Kejang demam yang berlangsung lama dapat menimbulkan

kerusakan anatomi otak berupa kehilangan neuron dan gliosis terutama di

daerah yang peka seperti hipokampus dan amigdala. Kerusakan pada

daerah mesial lobus temporalis setelah mendapat serangan kejang yang

berlangsung lama dapat menjadi “matang” dikemudian hari, sehingga

terjadi serangan epilepsi yang spontan.10,11 Kejang demam dapat

berkembang menjadi epilepsi diperkirakan melalui mekanisme

biokimiawi, neurofisiologi, neuropatologi, inhibisi dan eksitasi, dan efek

kindling (stimulasi berulang “menurunkan ambang batas” untuk terjadinya

kejang kembali).10

Menurut beberapa kepustakaan sebagaimana dikutip oleh Raharjo,

kejang demam menjadi epilepsi kemungkinan melalui mekanisme sebagai

berikut6 :

1. Kejang yang lamanya lebih dari 30 menit akan mengakibatkan

kerusakan DNA dan protein sel sehingga menimbulkan jaringan parut.
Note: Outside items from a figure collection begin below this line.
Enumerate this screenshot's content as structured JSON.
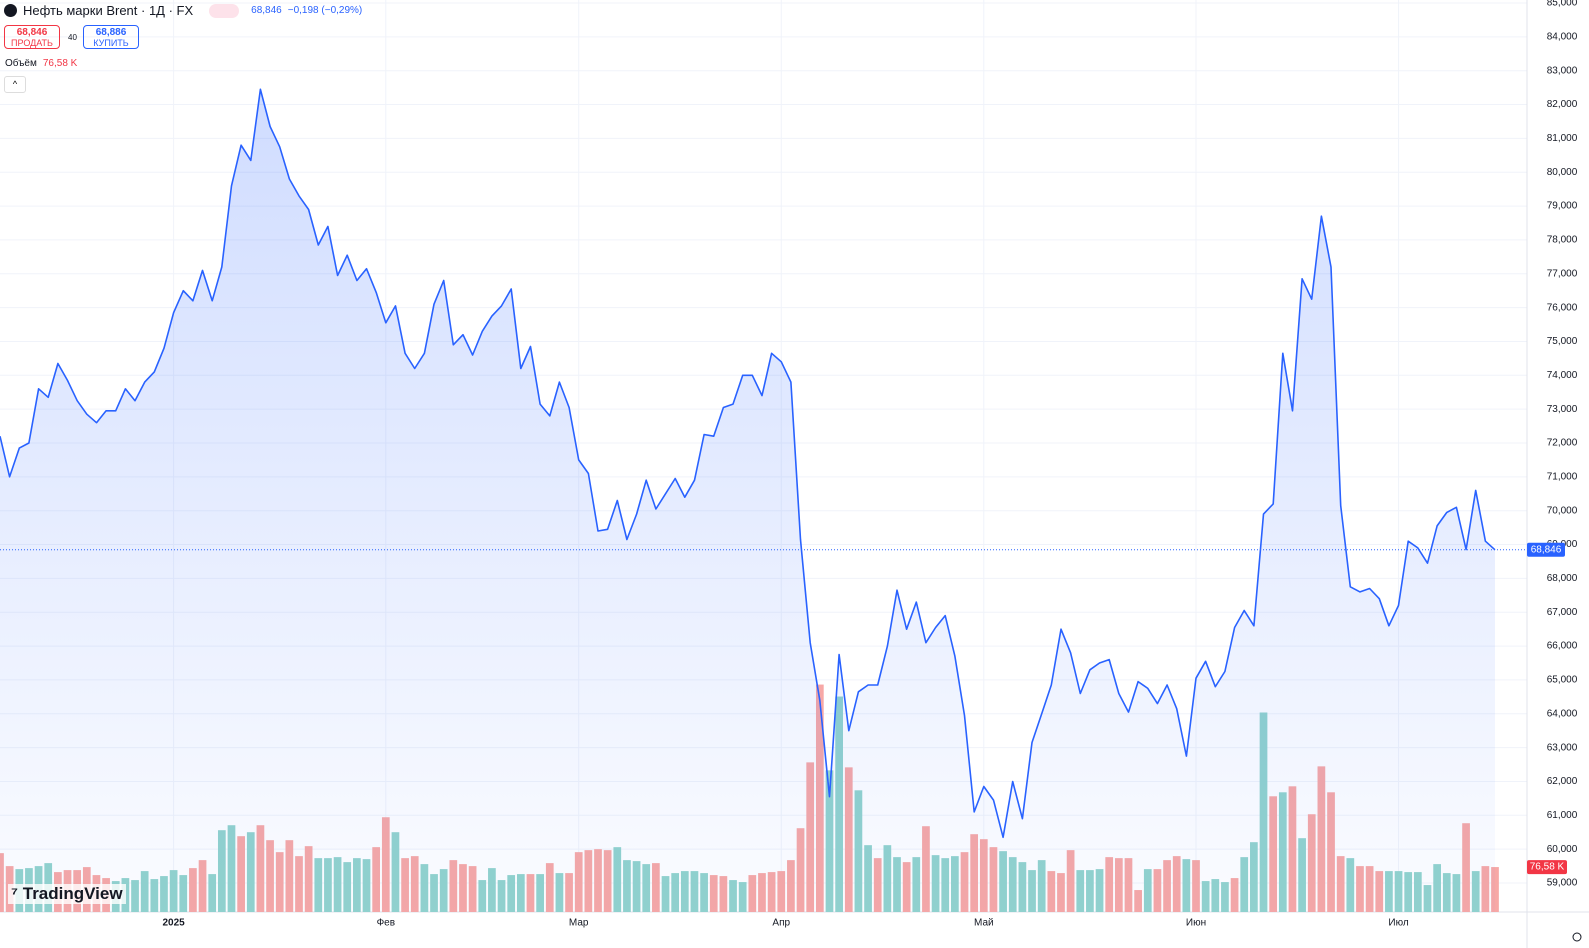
{
  "header": {
    "title": "Нефть марки Brent · 1Д · FX",
    "last": "68,846",
    "change": "−0,198 (−0,29%)",
    "sell_price": "68,846",
    "sell": "ПРОДАТЬ",
    "spread": "40",
    "buy_price": "68,886",
    "buy": "КУПИТЬ",
    "volume_label": "Объём",
    "volume_value": "76,58 K",
    "brand": "TradingView"
  },
  "chart_data": {
    "type": "area",
    "color": "#2962ff",
    "xlim": [
      0,
      155
    ],
    "xticks": [
      {
        "value": 18,
        "label": "2025"
      },
      {
        "value": 40,
        "label": "Фев"
      },
      {
        "value": 60,
        "label": "Мар"
      },
      {
        "value": 81,
        "label": "Апр"
      },
      {
        "value": 102,
        "label": "Май"
      },
      {
        "value": 124,
        "label": "Июн"
      },
      {
        "value": 145,
        "label": "Июл"
      }
    ],
    "ylim": [
      59,
      85
    ],
    "yticks": [
      {
        "value": 85,
        "label": "85,000"
      },
      {
        "value": 84,
        "label": "84,000"
      },
      {
        "value": 83,
        "label": "83,000"
      },
      {
        "value": 82,
        "label": "82,000"
      },
      {
        "value": 81,
        "label": "81,000"
      },
      {
        "value": 80,
        "label": "80,000"
      },
      {
        "value": 79,
        "label": "79,000"
      },
      {
        "value": 78,
        "label": "78,000"
      },
      {
        "value": 77,
        "label": "77,000"
      },
      {
        "value": 76,
        "label": "76,000"
      },
      {
        "value": 75,
        "label": "75,000"
      },
      {
        "value": 74,
        "label": "74,000"
      },
      {
        "value": 73,
        "label": "73,000"
      },
      {
        "value": 72,
        "label": "72,000"
      },
      {
        "value": 71,
        "label": "71,000"
      },
      {
        "value": 70,
        "label": "70,000"
      },
      {
        "value": 69,
        "label": "69,000"
      },
      {
        "value": 68,
        "label": "68,000"
      },
      {
        "value": 67,
        "label": "67,000"
      },
      {
        "value": 66,
        "label": "66,000"
      },
      {
        "value": 65,
        "label": "65,000"
      },
      {
        "value": 64,
        "label": "64,000"
      },
      {
        "value": 63,
        "label": "63,000"
      },
      {
        "value": 62,
        "label": "62,000"
      },
      {
        "value": 61,
        "label": "61,000"
      },
      {
        "value": 60,
        "label": "60,000"
      },
      {
        "value": 59,
        "label": "59,000"
      }
    ],
    "grid": true,
    "values": [
      72.2,
      71.0,
      71.85,
      72.0,
      73.6,
      73.35,
      74.35,
      73.85,
      73.25,
      72.85,
      72.6,
      72.95,
      72.95,
      73.6,
      73.25,
      73.8,
      74.1,
      74.8,
      75.85,
      76.5,
      76.2,
      77.1,
      76.2,
      77.2,
      79.6,
      80.8,
      80.35,
      82.45,
      81.35,
      80.75,
      79.8,
      79.3,
      78.9,
      77.85,
      78.4,
      76.95,
      77.55,
      76.8,
      77.15,
      76.45,
      75.55,
      76.05,
      74.65,
      74.2,
      74.65,
      76.1,
      76.8,
      74.9,
      75.2,
      74.6,
      75.3,
      75.75,
      76.05,
      76.55,
      74.2,
      74.85,
      73.15,
      72.8,
      73.8,
      73.05,
      71.5,
      71.1,
      69.4,
      69.45,
      70.3,
      69.15,
      69.9,
      70.9,
      70.05,
      70.5,
      70.95,
      70.4,
      70.9,
      72.25,
      72.2,
      73.05,
      73.15,
      74.0,
      74.0,
      73.4,
      74.65,
      74.4,
      73.8,
      69.15,
      66.1,
      64.4,
      61.55,
      65.75,
      63.5,
      64.65,
      64.85,
      64.85,
      66.0,
      67.65,
      66.5,
      67.3,
      66.1,
      66.55,
      66.9,
      65.7,
      63.95,
      61.1,
      61.85,
      61.45,
      60.35,
      62.0,
      60.9,
      63.15,
      64.0,
      64.85,
      66.5,
      65.8,
      64.6,
      65.3,
      65.5,
      65.6,
      64.6,
      64.05,
      64.95,
      64.75,
      64.3,
      64.85,
      64.15,
      62.75,
      65.05,
      65.55,
      64.8,
      65.25,
      66.55,
      67.05,
      66.6,
      69.9,
      70.2,
      74.65,
      72.95,
      76.85,
      76.25,
      78.7,
      77.2,
      70.15,
      67.75,
      67.6,
      67.7,
      67.4,
      66.6,
      67.2,
      69.1,
      68.9,
      68.45,
      69.55,
      69.95,
      70.1,
      68.85,
      70.6,
      69.1,
      68.846
    ],
    "last_label": "68,846",
    "volume_lim": [
      0,
      530
    ],
    "volume": [
      100.3,
      78.2,
      73.1,
      74.8,
      78.2,
      83.3,
      68,
      71.4,
      71.4,
      76.5,
      62.9,
      57.8,
      52.7,
      57.8,
      54.4,
      69.7,
      56.1,
      61.2,
      71.4,
      62.9,
      74.8,
      88.4,
      64.6,
      139.4,
      147.9,
      129.2,
      136,
      147.9,
      122.4,
      102,
      122.4,
      95.2,
      112.2,
      91.8,
      91.8,
      93.5,
      85,
      91.8,
      90.1,
      110.5,
      161.5,
      136,
      91.8,
      95.2,
      81.6,
      64.6,
      73.1,
      88.4,
      81.6,
      78.2,
      54.4,
      74.8,
      54.4,
      62.9,
      64.6,
      64.6,
      64.6,
      83.3,
      66.3,
      66.3,
      102,
      105.4,
      107.1,
      105.4,
      110.5,
      88.4,
      86.7,
      81.6,
      83.3,
      61.2,
      66.3,
      69.7,
      69.7,
      66.3,
      62.9,
      61.2,
      54.4,
      51,
      62.9,
      66.3,
      68,
      69.7,
      88.4,
      142.8,
      255,
      387.6,
      241.4,
      367.2,
      246.5,
      207.4,
      113.9,
      91.8,
      113.9,
      93.5,
      85,
      93.5,
      146.2,
      96.9,
      91.8,
      95.2,
      102,
      132.6,
      124.1,
      110.5,
      103.7,
      93.5,
      85,
      71.4,
      88.4,
      69.7,
      66.3,
      105.4,
      71.4,
      71.4,
      73.1,
      93.5,
      91.8,
      91.8,
      37.4,
      73.1,
      73.1,
      88.4,
      95.2,
      90.1,
      88.4,
      52.7,
      56.1,
      51,
      57.8,
      93.5,
      119,
      340,
      197.2,
      204,
      214.2,
      125.8,
      166.6,
      248.2,
      204,
      95.2,
      91.8,
      78.2,
      78.2,
      69.7,
      69.7,
      69.7,
      68,
      68,
      45.9,
      81.6,
      66.3,
      64.6,
      151.3,
      69.7,
      78.2,
      76.58
    ],
    "volume_colors": [
      "#f7a8a6",
      "#f7a8a6",
      "#92d3cd",
      "#92d3cd",
      "#92d3cd",
      "#92d3cd",
      "#f7a8a6",
      "#f7a8a6",
      "#f7a8a6",
      "#f7a8a6",
      "#f7a8a6",
      "#f7a8a6",
      "#92d3cd",
      "#92d3cd",
      "#92d3cd",
      "#92d3cd",
      "#92d3cd",
      "#92d3cd",
      "#92d3cd",
      "#92d3cd",
      "#f7a8a6",
      "#f7a8a6",
      "#92d3cd",
      "#92d3cd",
      "#92d3cd",
      "#f7a8a6",
      "#92d3cd",
      "#f7a8a6",
      "#f7a8a6",
      "#f7a8a6",
      "#f7a8a6",
      "#f7a8a6",
      "#f7a8a6",
      "#92d3cd",
      "#92d3cd",
      "#92d3cd",
      "#92d3cd",
      "#92d3cd",
      "#92d3cd",
      "#f7a8a6",
      "#f7a8a6",
      "#92d3cd",
      "#f7a8a6",
      "#f7a8a6",
      "#92d3cd",
      "#92d3cd",
      "#92d3cd",
      "#f7a8a6",
      "#f7a8a6",
      "#f7a8a6",
      "#92d3cd",
      "#92d3cd",
      "#92d3cd",
      "#92d3cd",
      "#92d3cd",
      "#f7a8a6",
      "#92d3cd",
      "#f7a8a6",
      "#92d3cd",
      "#f7a8a6",
      "#f7a8a6",
      "#f7a8a6",
      "#f7a8a6",
      "#f7a8a6",
      "#92d3cd",
      "#92d3cd",
      "#92d3cd",
      "#92d3cd",
      "#f7a8a6",
      "#92d3cd",
      "#92d3cd",
      "#92d3cd",
      "#92d3cd",
      "#92d3cd",
      "#f7a8a6",
      "#f7a8a6",
      "#92d3cd",
      "#92d3cd",
      "#f7a8a6",
      "#f7a8a6",
      "#f7a8a6",
      "#f7a8a6",
      "#f7a8a6",
      "#f7a8a6",
      "#f7a8a6",
      "#f7a8a6",
      "#92d3cd",
      "#92d3cd",
      "#f7a8a6",
      "#92d3cd",
      "#92d3cd",
      "#f7a8a6",
      "#92d3cd",
      "#92d3cd",
      "#f7a8a6",
      "#92d3cd",
      "#f7a8a6",
      "#92d3cd",
      "#92d3cd",
      "#92d3cd",
      "#f7a8a6",
      "#f7a8a6",
      "#f7a8a6",
      "#f7a8a6",
      "#92d3cd",
      "#92d3cd",
      "#92d3cd",
      "#92d3cd",
      "#92d3cd",
      "#f7a8a6",
      "#f7a8a6",
      "#f7a8a6",
      "#92d3cd",
      "#92d3cd",
      "#92d3cd",
      "#f7a8a6",
      "#f7a8a6",
      "#f7a8a6",
      "#f7a8a6",
      "#92d3cd",
      "#f7a8a6",
      "#f7a8a6",
      "#f7a8a6",
      "#92d3cd",
      "#f7a8a6",
      "#92d3cd",
      "#92d3cd",
      "#92d3cd",
      "#f7a8a6",
      "#92d3cd",
      "#92d3cd",
      "#92d3cd",
      "#f7a8a6",
      "#92d3cd",
      "#f7a8a6",
      "#92d3cd",
      "#f7a8a6",
      "#f7a8a6",
      "#f7a8a6",
      "#f7a8a6",
      "#92d3cd",
      "#f7a8a6",
      "#f7a8a6",
      "#f7a8a6",
      "#92d3cd",
      "#92d3cd",
      "#92d3cd",
      "#92d3cd",
      "#92d3cd",
      "#92d3cd",
      "#92d3cd",
      "#92d3cd",
      "#f7a8a6",
      "#92d3cd",
      "#f7a8a6",
      "#f7a8a6"
    ]
  }
}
Jaringan parut ini dapat menghambat proses inhibisi. Hal ini akan

mengganggu keseimbangan inhibisi-eksitasi, sehingga mempermudah

timbulnya kejang.

2. Kejang yang berulang akan mengakibatkan kindling effect sehingga

rangsang dibawah nilai ambang sudah dapat menyebabkan kejang.

3. Kejang demam yang berkepanjangan akan mengakibatkan jaringan

otak mengalami sklerosis, sehingga terbentuk fokus epilepsi.

4. Kejang demam yang lama akan mengakibatkan terbentuknya zat

toksik berupa amoniak dan radikal bebas sehingga mengakibatkan

kerusakan neuron.

5. Kejang demam yang lama akan mengakibatkan berkurangnya glukosa,

oksigen, dan aliran darah otak sehingga terjadi edema sel, akhirnya

neuron menjadi rusak.

D. KERANGKA TEORI

Gambar 2.1 Bagan kerangka teori

Kejang Demam

Gangguan Inhibisi - Ekshibisi

Asidosis laktat

Hipoksia

Suplai O2 dan glukosa

ke otak menurun

Kejang demam Kompleks

Hiperkapnea

Epilepsi

Edema Otak

Metabolisme Anaerob

Kerusakan Neuron Otak

Reseptor Nafas Meningkat

E. KERANGKA KONSEP

Gambar 2.2 Bagan kerangka konsep

F. HIPOTESIS

Ada hubungan riwayat kejang demam dengan kejadian epilepsi

pada anak usia 6 -14 tahun di RSUP Dr. Kariadi Semarang.